Why the 2012 election could all come down to Florida

This is the cover story in the Dec. 19 weekly edition of The Christian Science Monitor
Nancy Stahl illustration















It's a sunny Saturday in Cambier Park, the heart of Naples, on Florida's west coast, and local tea party activists are doing something unusual: They're holding a Thanksgiving food drive to benefit a local homeless shelter and food pantry.



The red-meat rhetoric is on hold. American flags abound amid swaying palm trees. "Gratitude not attitude," a sign says. That holiday spirit is what drew in Adam Sandy, who had never attended a tea party event before.

"I felt the tea party was too polarizing," says Mr.

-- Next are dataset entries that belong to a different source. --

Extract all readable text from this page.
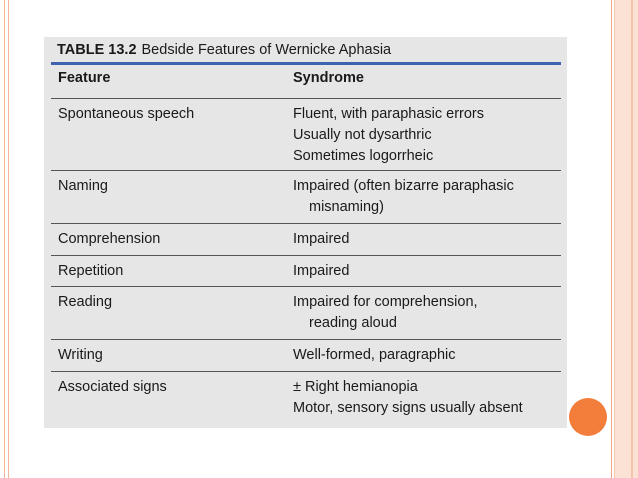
TABLE 13.2 Bedside Features of Wernicke Aphasia
Feature	Syndrome
Spontaneous speech	Fluent, with paraphasic errors
Usually not dysarthric
Sometimes logorrheic
Naming	Impaired (often bizarre paraphasic
misnaming)
Comprehension	Impaired
Repetition	Impaired
Reading	Impaired for comprehension,
reading aloud
Writing	Well-formed, paragraphic
Associated signs	± Right hemianopia
Motor, sensory signs usually absent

Sandy, who came with his tea partyer brother and a shopping bag full of food to donate. "It's good they're doing something positive."

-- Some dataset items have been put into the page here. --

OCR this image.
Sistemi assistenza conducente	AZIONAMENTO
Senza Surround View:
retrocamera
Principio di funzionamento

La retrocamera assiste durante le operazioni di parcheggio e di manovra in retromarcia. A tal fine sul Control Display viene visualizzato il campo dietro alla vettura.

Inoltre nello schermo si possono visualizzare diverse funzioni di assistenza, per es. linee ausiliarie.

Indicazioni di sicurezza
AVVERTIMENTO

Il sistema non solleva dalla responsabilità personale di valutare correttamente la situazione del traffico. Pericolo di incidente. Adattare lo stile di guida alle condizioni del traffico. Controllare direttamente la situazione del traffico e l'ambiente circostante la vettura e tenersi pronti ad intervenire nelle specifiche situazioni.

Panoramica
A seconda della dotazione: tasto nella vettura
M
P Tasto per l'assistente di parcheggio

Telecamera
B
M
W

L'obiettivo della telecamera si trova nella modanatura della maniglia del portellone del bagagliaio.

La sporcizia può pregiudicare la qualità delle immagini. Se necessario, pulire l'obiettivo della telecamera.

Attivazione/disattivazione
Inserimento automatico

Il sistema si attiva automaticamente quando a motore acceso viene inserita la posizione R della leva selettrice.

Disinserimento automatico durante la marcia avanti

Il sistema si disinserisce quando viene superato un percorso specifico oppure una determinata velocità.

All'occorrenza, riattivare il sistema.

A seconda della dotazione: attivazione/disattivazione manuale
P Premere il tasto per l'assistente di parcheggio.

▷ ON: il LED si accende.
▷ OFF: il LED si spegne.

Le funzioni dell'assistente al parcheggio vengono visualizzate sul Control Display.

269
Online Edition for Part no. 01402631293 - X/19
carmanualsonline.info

Sandy is probably a rarity among the roughly 200 people here – an Obama voter in 2008. He says, even as a registered Republican, he could still vote to reelect President Obama next year. But for now, he likes libertarian Rep. Ron Paul (R) of Texas in the Florida Republican primary on Jan. 31. He supported Mr. Obama in 2008 because of his "message of unity" and his promise of economic solutions, but now he thinks "maybe we don't need government to create jobs."

And while Sandy is part of a cohort that leans Democratic – he's young (age 26) and college-educated – he's also unemployed and owes $30,000 in student loans. So he's just the kind of young voter the Republicans believe they can win next year on their way to retaking Florida, where unemployment remains high – 10.3 percent in October – and the home foreclosure rate is among the highest in the country. In 2008, Obama won Florida by fewer than three percentage points.

Welcome to the biggest, most diverse battleground state in presidential politics, where every demographic group and, lest we forget, every vote matters. It's been 11 years since the days of "hanging chads" and Bush versus Gore, when the Republican governor of Texas and the Democratic vice president came closer to an exact tie in the final deciding state than anyone dreamed possible.

In 2012, Florida will be a more valuable prize than ever. This time, 29 electoral votes are at stake, up from 25 in 2000, of the 270 needed for victory. For the Republican nominee, Florida is a must-win – thus the choice of Tampa for the GOP convention next August. For Obama, winning without Florida will be difficult but doable. He has electoral votes to burn from the 365 he won in '08.

For political junkies, Florida is a double paradise – a swing state in the general election and potential kingmaker with its early Republican primary. In 2008, Sunshine State Republicans dealt former Massachusetts Gov. Mitt Romney a mortal blow when they voted for Arizona Sen. John McCain, the eventual nominee, in their primary.

Nearly four years later, former House Speaker Newt Gingrich has burst forth into a commanding lead in polls of Florida Republicans – threatening to dash Mr. Romney's hopes once again. But talk to Florida tea partyers, who remain well organized around the state, and they're more animated by the prospect of defeating Obama than by coalescing around any one candidate.

"I'm for anybody but Obama – anybody who's for limited government," says Vinny Iannuzzi, who owns a pool maintenance company in Naples and is a tea party regular.